If asked to summarize my feelings about the year just ending, I would admit 2025 did not inspire confidence even as our personal lives were less chaotic and pessimistic than most. However, just hours into this new year I am struck by the number of references I am finding on the theme of hope. Here are three –
This morning, I discovered an upbeat article in a most unusual source, The New York Times, where author Lauren Jackson urges the reader to move from cynicism to hope. She cites research conducted by the Hope Research Center at the University of Oklahoma which specifies that hope is “one of the strongest indicators of well-being. It helps improve the immune system and aids in the recovery from illness.” Chan Hellman, Director of the Center, goes on to say, “while optimism is the belief that the future will be better, hope is the belief that we have the power to make it so.”
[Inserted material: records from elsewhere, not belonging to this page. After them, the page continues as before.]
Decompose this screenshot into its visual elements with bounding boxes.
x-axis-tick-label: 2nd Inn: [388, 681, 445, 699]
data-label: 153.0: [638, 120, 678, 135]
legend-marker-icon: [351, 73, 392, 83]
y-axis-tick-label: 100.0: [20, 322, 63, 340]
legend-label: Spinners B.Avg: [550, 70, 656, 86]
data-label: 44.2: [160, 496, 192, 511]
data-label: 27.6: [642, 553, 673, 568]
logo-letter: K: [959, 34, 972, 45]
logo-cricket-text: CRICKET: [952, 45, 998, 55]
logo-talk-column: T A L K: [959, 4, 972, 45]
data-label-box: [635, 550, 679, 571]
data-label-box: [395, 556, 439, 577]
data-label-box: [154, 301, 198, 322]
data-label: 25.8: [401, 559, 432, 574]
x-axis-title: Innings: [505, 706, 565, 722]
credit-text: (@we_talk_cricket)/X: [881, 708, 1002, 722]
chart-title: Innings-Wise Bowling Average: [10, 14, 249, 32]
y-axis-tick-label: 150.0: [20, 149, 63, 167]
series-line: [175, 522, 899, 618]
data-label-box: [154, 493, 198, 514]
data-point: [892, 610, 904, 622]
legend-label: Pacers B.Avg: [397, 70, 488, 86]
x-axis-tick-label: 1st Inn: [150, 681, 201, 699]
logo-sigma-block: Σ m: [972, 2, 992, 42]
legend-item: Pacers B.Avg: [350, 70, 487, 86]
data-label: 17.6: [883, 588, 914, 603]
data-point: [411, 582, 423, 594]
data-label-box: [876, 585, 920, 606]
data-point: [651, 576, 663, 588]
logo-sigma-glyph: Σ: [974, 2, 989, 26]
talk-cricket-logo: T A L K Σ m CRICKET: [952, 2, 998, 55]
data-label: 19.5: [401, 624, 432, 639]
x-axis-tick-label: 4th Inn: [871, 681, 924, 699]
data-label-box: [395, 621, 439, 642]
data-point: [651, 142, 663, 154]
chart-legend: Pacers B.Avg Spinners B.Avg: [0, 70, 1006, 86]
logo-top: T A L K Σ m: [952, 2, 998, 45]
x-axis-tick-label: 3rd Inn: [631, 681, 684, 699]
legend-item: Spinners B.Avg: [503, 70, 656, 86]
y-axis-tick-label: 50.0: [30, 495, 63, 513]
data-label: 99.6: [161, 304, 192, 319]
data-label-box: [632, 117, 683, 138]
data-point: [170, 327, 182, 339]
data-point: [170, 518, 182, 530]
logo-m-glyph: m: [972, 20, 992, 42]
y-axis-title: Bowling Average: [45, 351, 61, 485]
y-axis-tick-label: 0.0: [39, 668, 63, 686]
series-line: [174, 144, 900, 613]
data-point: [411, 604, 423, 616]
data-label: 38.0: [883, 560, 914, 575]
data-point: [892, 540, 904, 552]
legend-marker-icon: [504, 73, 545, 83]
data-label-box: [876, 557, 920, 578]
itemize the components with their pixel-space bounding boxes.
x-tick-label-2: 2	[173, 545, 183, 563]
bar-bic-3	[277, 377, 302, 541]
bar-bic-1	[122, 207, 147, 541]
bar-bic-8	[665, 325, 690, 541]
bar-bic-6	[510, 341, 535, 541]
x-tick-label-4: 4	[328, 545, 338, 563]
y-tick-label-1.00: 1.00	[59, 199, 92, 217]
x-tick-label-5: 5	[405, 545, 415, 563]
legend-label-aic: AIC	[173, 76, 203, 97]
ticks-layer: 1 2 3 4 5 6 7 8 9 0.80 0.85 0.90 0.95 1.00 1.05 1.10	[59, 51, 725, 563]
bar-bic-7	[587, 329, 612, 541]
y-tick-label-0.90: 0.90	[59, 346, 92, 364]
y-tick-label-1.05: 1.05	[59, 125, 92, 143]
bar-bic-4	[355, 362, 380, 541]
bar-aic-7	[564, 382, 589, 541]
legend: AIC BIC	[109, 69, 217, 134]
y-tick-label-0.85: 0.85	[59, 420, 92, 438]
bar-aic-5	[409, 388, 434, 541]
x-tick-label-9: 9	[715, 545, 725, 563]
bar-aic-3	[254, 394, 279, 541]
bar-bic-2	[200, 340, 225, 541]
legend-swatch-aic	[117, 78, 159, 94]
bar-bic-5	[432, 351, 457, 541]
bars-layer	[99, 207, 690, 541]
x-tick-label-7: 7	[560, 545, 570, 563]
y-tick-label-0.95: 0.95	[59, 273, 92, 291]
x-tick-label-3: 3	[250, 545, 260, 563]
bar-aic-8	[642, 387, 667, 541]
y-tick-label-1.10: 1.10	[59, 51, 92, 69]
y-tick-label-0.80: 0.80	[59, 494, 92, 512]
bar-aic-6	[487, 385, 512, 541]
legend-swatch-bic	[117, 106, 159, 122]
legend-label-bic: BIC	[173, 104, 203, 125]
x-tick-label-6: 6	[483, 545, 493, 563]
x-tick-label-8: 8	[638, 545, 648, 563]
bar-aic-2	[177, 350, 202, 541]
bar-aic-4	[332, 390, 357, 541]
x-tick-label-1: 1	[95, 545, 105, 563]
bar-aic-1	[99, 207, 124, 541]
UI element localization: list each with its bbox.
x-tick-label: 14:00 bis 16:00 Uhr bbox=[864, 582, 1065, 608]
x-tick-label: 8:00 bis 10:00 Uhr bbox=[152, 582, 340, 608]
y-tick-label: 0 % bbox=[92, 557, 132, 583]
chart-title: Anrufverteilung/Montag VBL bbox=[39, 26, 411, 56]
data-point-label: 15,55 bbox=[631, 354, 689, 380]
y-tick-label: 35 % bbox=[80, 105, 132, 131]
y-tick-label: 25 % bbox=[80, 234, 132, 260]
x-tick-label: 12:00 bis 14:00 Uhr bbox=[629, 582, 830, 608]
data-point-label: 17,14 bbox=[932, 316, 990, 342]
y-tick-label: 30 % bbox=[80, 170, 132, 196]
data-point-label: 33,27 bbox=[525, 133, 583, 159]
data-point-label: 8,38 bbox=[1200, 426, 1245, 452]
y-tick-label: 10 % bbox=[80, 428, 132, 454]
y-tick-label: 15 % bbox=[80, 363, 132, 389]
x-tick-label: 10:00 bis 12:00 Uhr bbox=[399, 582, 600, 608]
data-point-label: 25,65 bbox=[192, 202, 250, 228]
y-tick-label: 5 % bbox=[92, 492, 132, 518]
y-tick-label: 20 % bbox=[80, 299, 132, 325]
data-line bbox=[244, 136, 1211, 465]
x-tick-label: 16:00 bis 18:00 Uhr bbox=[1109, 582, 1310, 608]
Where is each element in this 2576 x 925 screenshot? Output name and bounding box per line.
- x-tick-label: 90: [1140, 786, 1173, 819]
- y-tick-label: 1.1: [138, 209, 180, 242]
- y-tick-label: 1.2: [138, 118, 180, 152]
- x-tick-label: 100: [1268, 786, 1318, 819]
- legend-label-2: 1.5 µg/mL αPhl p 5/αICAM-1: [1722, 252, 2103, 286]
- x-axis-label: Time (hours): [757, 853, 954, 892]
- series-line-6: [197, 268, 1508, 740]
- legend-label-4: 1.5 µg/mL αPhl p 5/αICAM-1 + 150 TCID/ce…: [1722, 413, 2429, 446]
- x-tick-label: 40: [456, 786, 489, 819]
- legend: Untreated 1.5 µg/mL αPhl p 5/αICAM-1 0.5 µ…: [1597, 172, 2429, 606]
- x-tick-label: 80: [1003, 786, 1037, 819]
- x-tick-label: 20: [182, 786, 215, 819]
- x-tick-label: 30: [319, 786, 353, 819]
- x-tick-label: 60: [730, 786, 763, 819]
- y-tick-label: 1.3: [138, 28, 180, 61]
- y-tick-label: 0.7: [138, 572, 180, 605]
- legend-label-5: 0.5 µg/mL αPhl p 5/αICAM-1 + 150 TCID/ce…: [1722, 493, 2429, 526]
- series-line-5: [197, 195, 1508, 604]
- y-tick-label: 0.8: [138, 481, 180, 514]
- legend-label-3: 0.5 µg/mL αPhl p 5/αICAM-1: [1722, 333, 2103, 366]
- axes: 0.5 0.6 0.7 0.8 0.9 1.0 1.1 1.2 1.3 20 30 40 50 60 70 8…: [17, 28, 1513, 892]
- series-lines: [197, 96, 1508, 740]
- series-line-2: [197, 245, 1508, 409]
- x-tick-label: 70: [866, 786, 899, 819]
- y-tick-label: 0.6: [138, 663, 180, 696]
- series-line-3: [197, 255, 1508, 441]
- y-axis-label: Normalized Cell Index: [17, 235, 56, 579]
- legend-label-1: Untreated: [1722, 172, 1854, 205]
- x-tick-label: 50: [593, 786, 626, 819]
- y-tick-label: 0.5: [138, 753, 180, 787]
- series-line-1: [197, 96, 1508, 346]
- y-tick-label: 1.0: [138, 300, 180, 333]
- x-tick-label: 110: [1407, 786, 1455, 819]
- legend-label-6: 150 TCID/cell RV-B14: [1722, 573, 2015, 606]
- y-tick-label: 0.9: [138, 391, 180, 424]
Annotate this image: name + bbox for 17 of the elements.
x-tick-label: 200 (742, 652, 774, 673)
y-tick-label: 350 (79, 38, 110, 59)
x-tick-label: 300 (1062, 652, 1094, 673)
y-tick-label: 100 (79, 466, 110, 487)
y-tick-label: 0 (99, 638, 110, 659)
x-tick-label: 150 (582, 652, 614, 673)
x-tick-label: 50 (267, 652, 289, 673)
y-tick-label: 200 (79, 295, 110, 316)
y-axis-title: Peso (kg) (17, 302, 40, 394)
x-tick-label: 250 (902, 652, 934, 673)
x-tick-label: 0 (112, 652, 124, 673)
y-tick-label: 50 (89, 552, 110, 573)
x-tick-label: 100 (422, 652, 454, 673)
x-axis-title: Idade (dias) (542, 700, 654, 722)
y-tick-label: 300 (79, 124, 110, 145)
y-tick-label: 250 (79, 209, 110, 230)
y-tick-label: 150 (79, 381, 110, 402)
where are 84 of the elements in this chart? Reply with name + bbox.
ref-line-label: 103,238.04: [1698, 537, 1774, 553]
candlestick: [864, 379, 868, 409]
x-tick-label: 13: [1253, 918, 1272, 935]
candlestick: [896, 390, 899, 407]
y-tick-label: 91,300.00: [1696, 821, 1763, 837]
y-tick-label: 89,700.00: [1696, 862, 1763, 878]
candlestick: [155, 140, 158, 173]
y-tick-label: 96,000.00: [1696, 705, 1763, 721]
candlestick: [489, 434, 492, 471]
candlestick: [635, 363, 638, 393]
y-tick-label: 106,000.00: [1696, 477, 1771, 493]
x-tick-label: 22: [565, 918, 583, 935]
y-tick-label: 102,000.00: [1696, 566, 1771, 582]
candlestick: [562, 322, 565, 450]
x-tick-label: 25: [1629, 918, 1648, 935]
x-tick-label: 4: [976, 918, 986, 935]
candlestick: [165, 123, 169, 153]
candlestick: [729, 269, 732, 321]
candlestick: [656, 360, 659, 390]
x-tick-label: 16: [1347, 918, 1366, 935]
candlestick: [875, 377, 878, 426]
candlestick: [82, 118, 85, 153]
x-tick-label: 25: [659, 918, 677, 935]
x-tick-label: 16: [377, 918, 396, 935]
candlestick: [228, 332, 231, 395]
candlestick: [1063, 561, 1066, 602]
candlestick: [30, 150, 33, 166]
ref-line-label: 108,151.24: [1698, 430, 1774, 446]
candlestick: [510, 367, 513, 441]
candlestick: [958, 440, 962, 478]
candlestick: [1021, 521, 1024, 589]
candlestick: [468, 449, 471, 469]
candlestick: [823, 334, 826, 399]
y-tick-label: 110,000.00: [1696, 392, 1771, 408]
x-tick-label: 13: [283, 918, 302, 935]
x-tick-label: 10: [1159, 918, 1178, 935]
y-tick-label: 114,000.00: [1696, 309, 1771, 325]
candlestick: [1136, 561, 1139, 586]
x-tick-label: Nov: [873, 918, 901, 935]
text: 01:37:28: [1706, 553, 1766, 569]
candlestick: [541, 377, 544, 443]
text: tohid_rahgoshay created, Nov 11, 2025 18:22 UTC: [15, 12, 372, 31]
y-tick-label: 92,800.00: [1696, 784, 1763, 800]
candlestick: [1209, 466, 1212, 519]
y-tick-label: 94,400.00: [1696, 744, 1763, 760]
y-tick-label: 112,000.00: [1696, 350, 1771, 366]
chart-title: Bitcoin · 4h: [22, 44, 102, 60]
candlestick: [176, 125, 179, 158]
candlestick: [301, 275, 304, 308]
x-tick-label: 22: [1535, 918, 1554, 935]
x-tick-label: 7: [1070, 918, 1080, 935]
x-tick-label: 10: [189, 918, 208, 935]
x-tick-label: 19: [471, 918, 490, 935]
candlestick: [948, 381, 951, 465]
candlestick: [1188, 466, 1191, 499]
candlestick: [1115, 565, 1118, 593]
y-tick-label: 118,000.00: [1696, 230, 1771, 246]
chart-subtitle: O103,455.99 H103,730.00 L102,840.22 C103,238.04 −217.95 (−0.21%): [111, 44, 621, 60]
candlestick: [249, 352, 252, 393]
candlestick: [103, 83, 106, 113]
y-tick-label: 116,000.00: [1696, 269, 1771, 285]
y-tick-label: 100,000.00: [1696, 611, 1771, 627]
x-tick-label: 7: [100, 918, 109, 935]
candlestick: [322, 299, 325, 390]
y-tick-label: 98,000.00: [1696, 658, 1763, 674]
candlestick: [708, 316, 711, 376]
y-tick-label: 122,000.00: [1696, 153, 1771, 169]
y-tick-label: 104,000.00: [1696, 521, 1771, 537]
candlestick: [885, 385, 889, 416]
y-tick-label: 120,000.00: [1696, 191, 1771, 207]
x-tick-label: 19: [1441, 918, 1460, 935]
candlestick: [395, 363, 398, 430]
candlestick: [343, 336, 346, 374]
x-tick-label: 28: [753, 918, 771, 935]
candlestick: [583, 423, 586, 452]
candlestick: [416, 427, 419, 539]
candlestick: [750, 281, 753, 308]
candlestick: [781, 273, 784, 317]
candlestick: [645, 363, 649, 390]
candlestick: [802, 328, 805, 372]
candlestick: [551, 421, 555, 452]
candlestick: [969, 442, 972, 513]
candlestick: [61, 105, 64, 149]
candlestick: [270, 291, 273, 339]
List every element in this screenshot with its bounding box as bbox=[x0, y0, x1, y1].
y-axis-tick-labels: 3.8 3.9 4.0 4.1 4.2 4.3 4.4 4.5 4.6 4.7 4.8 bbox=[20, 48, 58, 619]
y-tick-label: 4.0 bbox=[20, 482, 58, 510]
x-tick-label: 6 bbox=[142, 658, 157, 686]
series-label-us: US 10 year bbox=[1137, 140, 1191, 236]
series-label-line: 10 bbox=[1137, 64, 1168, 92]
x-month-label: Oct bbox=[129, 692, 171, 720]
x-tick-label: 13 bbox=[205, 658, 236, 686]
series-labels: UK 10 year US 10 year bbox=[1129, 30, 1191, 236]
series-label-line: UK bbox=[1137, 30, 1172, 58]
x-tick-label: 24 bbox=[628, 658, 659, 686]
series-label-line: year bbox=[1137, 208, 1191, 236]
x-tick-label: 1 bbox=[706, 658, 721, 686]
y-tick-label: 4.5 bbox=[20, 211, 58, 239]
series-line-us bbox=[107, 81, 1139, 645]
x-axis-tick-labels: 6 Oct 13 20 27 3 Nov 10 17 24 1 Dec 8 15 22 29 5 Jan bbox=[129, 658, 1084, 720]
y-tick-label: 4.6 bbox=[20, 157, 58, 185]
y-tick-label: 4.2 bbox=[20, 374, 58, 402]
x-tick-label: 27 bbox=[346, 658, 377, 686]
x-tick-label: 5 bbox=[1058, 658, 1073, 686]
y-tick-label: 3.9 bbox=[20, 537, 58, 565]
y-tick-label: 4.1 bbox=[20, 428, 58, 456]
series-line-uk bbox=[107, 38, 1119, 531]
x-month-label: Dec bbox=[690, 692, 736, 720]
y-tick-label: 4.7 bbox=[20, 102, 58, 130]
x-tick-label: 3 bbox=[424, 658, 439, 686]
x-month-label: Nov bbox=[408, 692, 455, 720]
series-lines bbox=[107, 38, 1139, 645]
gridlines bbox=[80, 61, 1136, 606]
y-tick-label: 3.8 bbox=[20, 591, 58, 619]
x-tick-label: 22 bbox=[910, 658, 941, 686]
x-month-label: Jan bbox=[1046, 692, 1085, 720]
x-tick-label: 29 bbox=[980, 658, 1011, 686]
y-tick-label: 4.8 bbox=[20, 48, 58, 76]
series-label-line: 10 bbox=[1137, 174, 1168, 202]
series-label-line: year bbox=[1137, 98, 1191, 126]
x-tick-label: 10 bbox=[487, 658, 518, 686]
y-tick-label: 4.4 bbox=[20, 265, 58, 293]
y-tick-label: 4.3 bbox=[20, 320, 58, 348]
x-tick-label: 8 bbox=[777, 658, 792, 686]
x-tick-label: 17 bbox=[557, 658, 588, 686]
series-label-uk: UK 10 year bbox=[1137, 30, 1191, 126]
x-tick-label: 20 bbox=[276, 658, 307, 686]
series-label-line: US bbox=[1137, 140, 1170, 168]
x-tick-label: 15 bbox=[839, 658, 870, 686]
Today’s musical earworm is a favorite winter hymn, Come Sing a Song with Me, included in the Unitarian Universalist hymnal with words and music by Carolyn McDade, ©1976. And, when we join in song, the chorus predicts:
And I’ll bring you hope when hope is hard to find, and I’ll bring a song of love and rose in the wintertime.
And to conclude my triad on hope, I will give a nod to fellow bloggers, Bonny, Kat, and Kym who regularly offer poetic inspiration in A Gathering of Poetry every third Thursday of the month. While I know it is only the first and not the third, it is a Thursday, so I am sharing an original composition by Jane N., age 9. As we move into 2026, may we skeptical adults take inspiration from the children in our midst.
Hope
Hope winds its way
Through the branches of the bare trees
Like silk ribbon.
It snakes through the villages
And into the homes of the people.
It settles into their hearts
Lighting the way.
Hope.
I am enjoying my holiday and starting this new month with a cup of Chocolat Vitale made from Belgium and Swiss chocolate and curled up with my copy of Devotions: The Selected Poems of Mary Oliver ©2017.
Happy New Year and may your days be healthy and hopeful.